I just had that image in my head—of Maxine picking one of Malcolm’s green fingers out of her hair—and then I went about drawing it. I actually took a bunch of pictures of my wife picking something out of her hair and I sketched out a couple dozen variations. I drew one on my now-standard twice up paper and it just did not work. The proportions looked weird and I simply didn’t have the control I needed to make those long swooping lines in her hair.
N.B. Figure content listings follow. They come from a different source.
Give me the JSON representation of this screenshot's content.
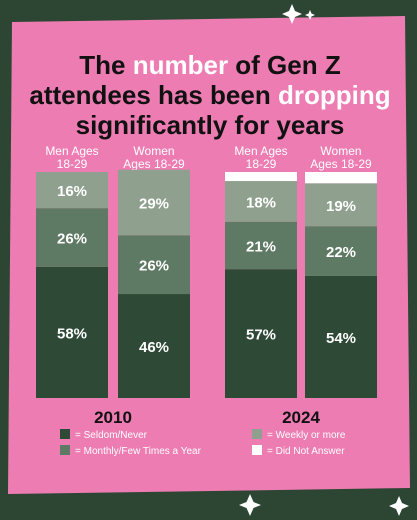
{
  "title": {
    "line1": [
      {
        "text": "The ",
        "highlight": false
      },
      {
        "text": "number",
        "highlight": true
      },
      {
        "text": " of Gen Z",
        "highlight": false
      }
    ],
    "line2": [
      {
        "text": "attendees has been ",
        "highlight": false
      },
      {
        "text": "dropping",
        "highlight": true
      }
    ],
    "line3": [
      {
        "text": "significantly for years",
        "highlight": false
      }
    ]
  },
  "colors": {
    "frame": "#2d4634",
    "panel": "#ec7cb2",
    "title_text": "#111111",
    "title_highlight": "#ffffff",
    "label_text": "#ffffff",
    "seldom": "#2e4a37",
    "monthly": "#5f7a64",
    "weekly": "#8fa18e",
    "no_answer": "#ffffff",
    "year_text": "#111111",
    "legend_text": "#ffffff"
  },
  "legend": [
    {
      "label": "= Seldom/Never",
      "series": "seldom"
    },
    {
      "label": "= Monthly/Few Times a Year",
      "series": "monthly"
    },
    {
      "label": "= Weekly or more",
      "series": "weekly"
    },
    {
      "label": "= Did Not Answer",
      "series": "no_answer"
    }
  ],
  "chart_data": {
    "type": "bar",
    "stacked": true,
    "groups": [
      {
        "year": "2010",
        "bars": [
          {
            "label": [
              "Men Ages",
              "18-29"
            ],
            "seldom": 58,
            "monthly": 26,
            "weekly": 16,
            "no_answer": 0
          },
          {
            "label": [
              "Women",
              "Ages 18-29"
            ],
            "seldom": 46,
            "monthly": 26,
            "weekly": 29,
            "no_answer": 0
          }
        ]
      },
      {
        "year": "2024",
        "bars": [
          {
            "label": [
              "Men Ages",
              "18-29"
            ],
            "seldom": 57,
            "monthly": 21,
            "weekly": 18,
            "no_answer": 4
          },
          {
            "label": [
              "Women",
              "Ages 18-29"
            ],
            "seldom": 54,
            "monthly": 22,
            "weekly": 19,
            "no_answer": 5
          }
        ]
      }
    ],
    "value_suffix": "%",
    "series_order_bottom_to_top": [
      "seldom",
      "monthly",
      "weekly",
      "no_answer"
    ],
    "ylim": [
      0,
      100
    ]
  }
}
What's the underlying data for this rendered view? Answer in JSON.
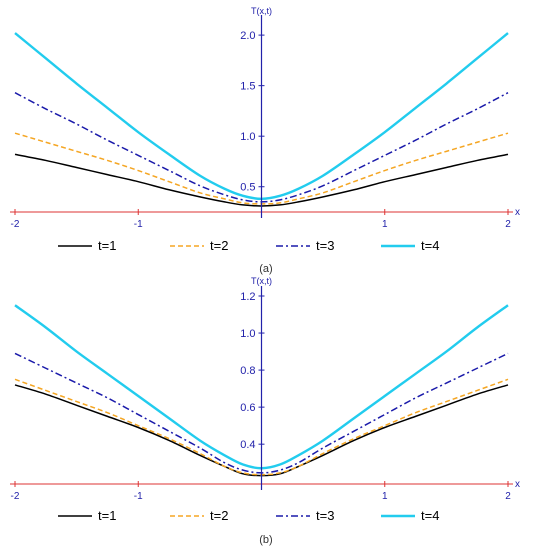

I ended up bailing on that and drawing the final cover on this tiny Image paper, which is printed on 8 1/2" X 14" sheets. Considering how simple the final cover looked I put way more time and effort into it than you would imagine. I frequently put a disproportionate number of hours into creating covers and this one exceeded most. I wasn’t 100% happy with the end result but I couldn’t work on it forever. I have interiors to draw.
They are obviously leaving the door open to bringing back Dragon, but the vote to go home feels like a bit like they are coming to terms with his loss, or at least that the emotion is less raw. Is that fair?
I would imagine that the more time that passes the more reality sets in. But in a reality like this—is it ever really over? They could literally obsess on this for the rest of their lives. In the short-term though, they need to make sure they can get home or they risk never being able to get home.
For those keeping track at home—there are four Toronto-specific locations in this issue. You had said you didn’t want to become a Toronto travelogue, but it’s looking more and more like one.
You can’t set a story in Canada and at least mention Tim Hotons. And rather than make up another hospital as I did in Chicago, I decided to go with St. Michael’s because it’s so visually distinctive. And the CN Tower really is Toronto’s most distinctive landmark, so it was inevitable that I’d have to at least show it from time to time. As for the Poop Café—how could I not? I swear I won’t be doing this sort of thing every issue. This was a bit excessive.